Wait, what did you say? — How are you communicating?

“Everyone should be quick to listen, slow to speak and slow to become angry, for man’s anger does not bring about the righteous life that God desires” (James 1:19, New International Version, 1986). God gave us two ears and one mouth — could that be a reminder for us to do more listening than speaking? People are social beings and are made to communicate with one another and ultimately process information. However, with differing perceptions conflicts can arise.

If everyone in the world agreed on everything, think about how boring our world would be. With that said, people have different views, opinions, values, and beliefs which can cause conflict in communication. Many people disagree with one another based solely on their culture, background, and where they are from geographically. However, according to Barnett Pearce, coordinated management of meaning can be learned. “It’s learnable, it’s teachable and it’s contagious” (Barnett Pearce, 2014).

I think about the “masked world” we are living in these days and I can’t help but notice how our communication with one another has changed. Sometimes I just don’t understand how we are made to communicate with one another behind a piece of cloth.

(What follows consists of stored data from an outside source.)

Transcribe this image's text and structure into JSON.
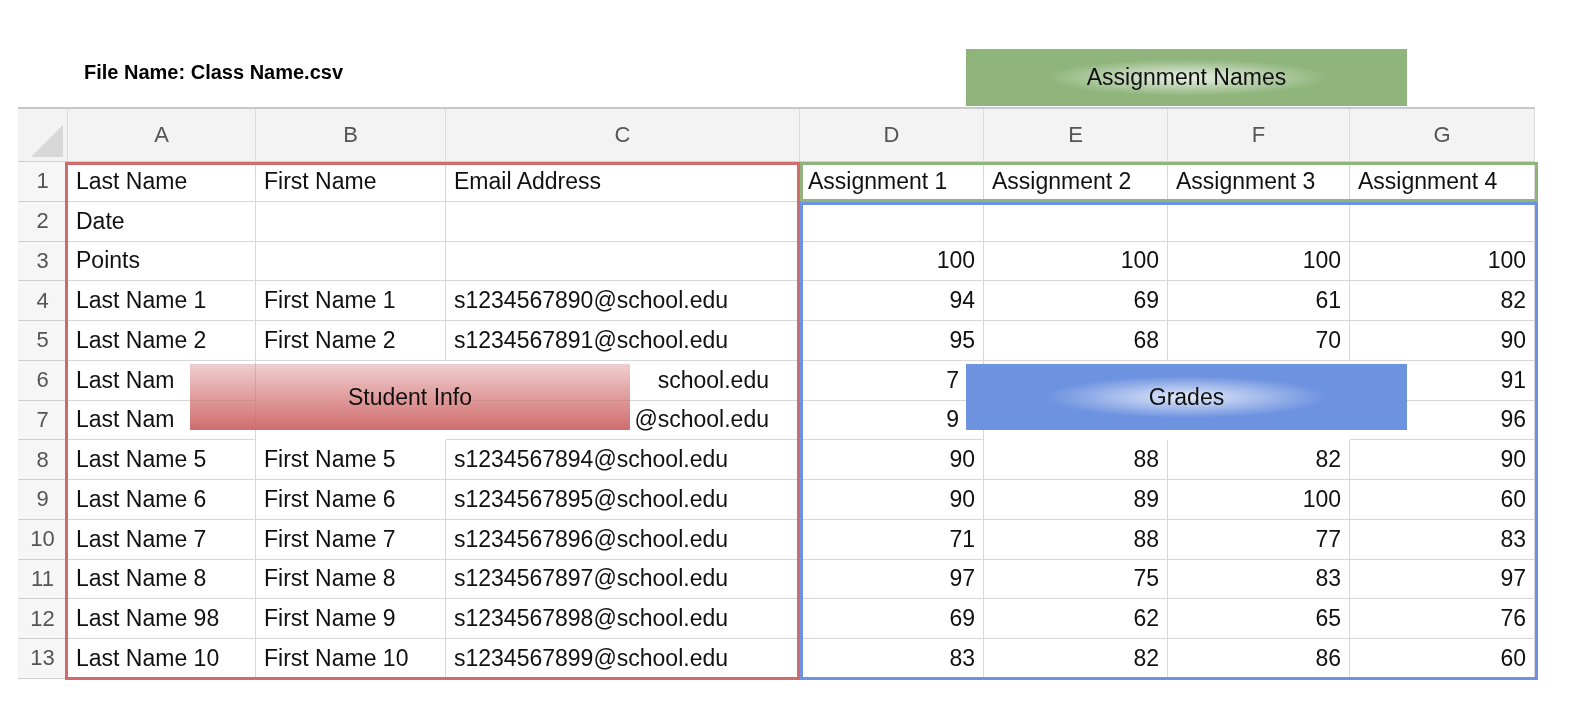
{
  "file_name": "File Name: Class Name.csv",
  "columns": [
    "A",
    "B",
    "C",
    "D",
    "E",
    "F",
    "G"
  ],
  "rows": [
    {
      "number": "1",
      "cells": [
        "Last Name",
        "First Name",
        "Email Address",
        "Assignment 1",
        "Assignment 2",
        "Assignment 3",
        "Assignment 4"
      ]
    },
    {
      "number": "2",
      "cells": [
        "Date",
        null,
        null,
        null,
        null,
        null,
        null
      ]
    },
    {
      "number": "3",
      "cells": [
        "Points",
        null,
        null,
        "100",
        "100",
        "100",
        "100"
      ]
    },
    {
      "number": "4",
      "cells": [
        "Last Name 1",
        "First Name 1",
        "s1234567890@school.edu",
        "94",
        "69",
        "61",
        "82"
      ]
    },
    {
      "number": "5",
      "cells": [
        "Last Name 2",
        "First Name 2",
        "s1234567891@school.edu",
        "95",
        "68",
        "70",
        "90"
      ]
    },
    {
      "number": "6",
      "cells": [
        "Last Nam",
        null,
        "school.edu",
        "7",
        null,
        null,
        "91"
      ]
    },
    {
      "number": "7",
      "cells": [
        "Last Nam",
        null,
        "@school.edu",
        "9",
        null,
        null,
        "96"
      ]
    },
    {
      "number": "8",
      "cells": [
        "Last Name 5",
        "First Name 5",
        "s1234567894@school.edu",
        "90",
        "88",
        "82",
        "90"
      ]
    },
    {
      "number": "9",
      "cells": [
        "Last Name 6",
        "First Name 6",
        "s1234567895@school.edu",
        "90",
        "89",
        "100",
        "60"
      ]
    },
    {
      "number": "10",
      "cells": [
        "Last Name 7",
        "First Name 7",
        "s1234567896@school.edu",
        "71",
        "88",
        "77",
        "83"
      ]
    },
    {
      "number": "11",
      "cells": [
        "Last Name 8",
        "First Name 8",
        "s1234567897@school.edu",
        "97",
        "75",
        "83",
        "97"
      ]
    },
    {
      "number": "12",
      "cells": [
        "Last Name 98",
        "First Name 9",
        "s1234567898@school.edu",
        "69",
        "62",
        "65",
        "76"
      ]
    },
    {
      "number": "13",
      "cells": [
        "Last Name 10",
        "First Name 10",
        "s1234567899@school.edu",
        "83",
        "82",
        "86",
        "60"
      ]
    }
  ],
  "annotations": [
    {
      "label": "Assignment Names",
      "color": "#8fb57c"
    },
    {
      "label": "Student Info",
      "color": "#d06c6c"
    },
    {
      "label": "Grades",
      "color": "#6d92e0"
    }
  ]
}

We lose sight of body languages such as a smile or a grimace. I live in Hawaii and we are [still] under a stay at home order. I get the feeling of being trapped on an island in the middle of the Pacific Ocean. Our beaches and parks are shut off and no one is allowed to gather together. Although there are varying views on the Covid_19 pandemic and how our local, state, and federal government have handled the issues, we can all agree that we are creatures of socialization. When communicating with others regarding the “do’s and don’ts” of mask-wearing, people are quick to voice their opinions.

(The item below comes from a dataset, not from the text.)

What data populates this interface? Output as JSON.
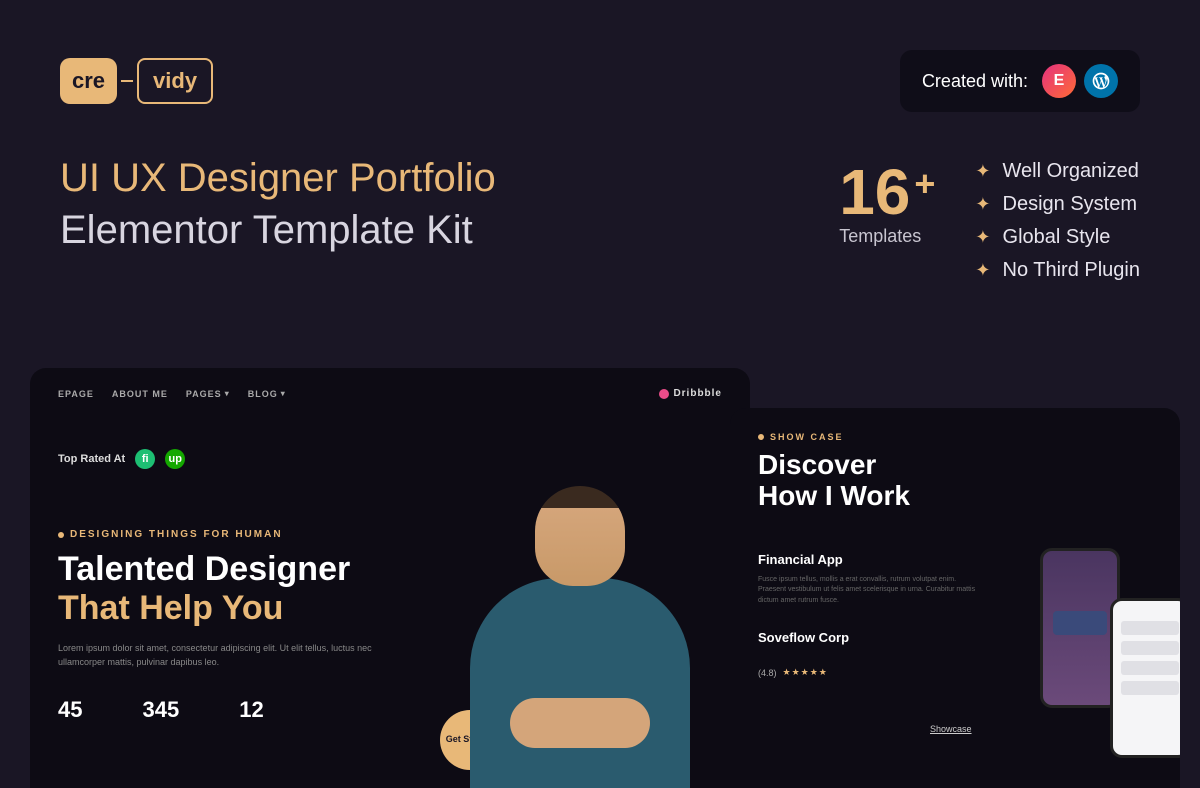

How we go about listening (with an open mind) to others while still staying true to our own beliefs is a balance. Sometimes “agreeing to disagree” is the best way to leave the subject and move on. One recommendation when you have such differences in beliefs is accepting and agreeing with the fact that each person has a very different viewpoint. As Christians, we are told, “clothe yourselves with compassion, kindness, humility, gentleness and patience” (Colossians 3:12). If we choose to follow the truth, the Word of God, we will find solutions on how best to communicate effectively with one another, even with the differences of opinions on wearing a mask, or not. It is up to us to self-reflect on how we are listening to others, and ultimately be aware of our own communication and delivery.

*Journal entry written for my Masters in Communication at Liberty University

References

Pearce, Barnett (January 29, 2014) Coordinated Management of Meaning [Video]. YouTube.

New International Version Bible, Version. (1908/1983). Thompson chain-reference Bible Indianapolis, IN: Kirkbride Bible.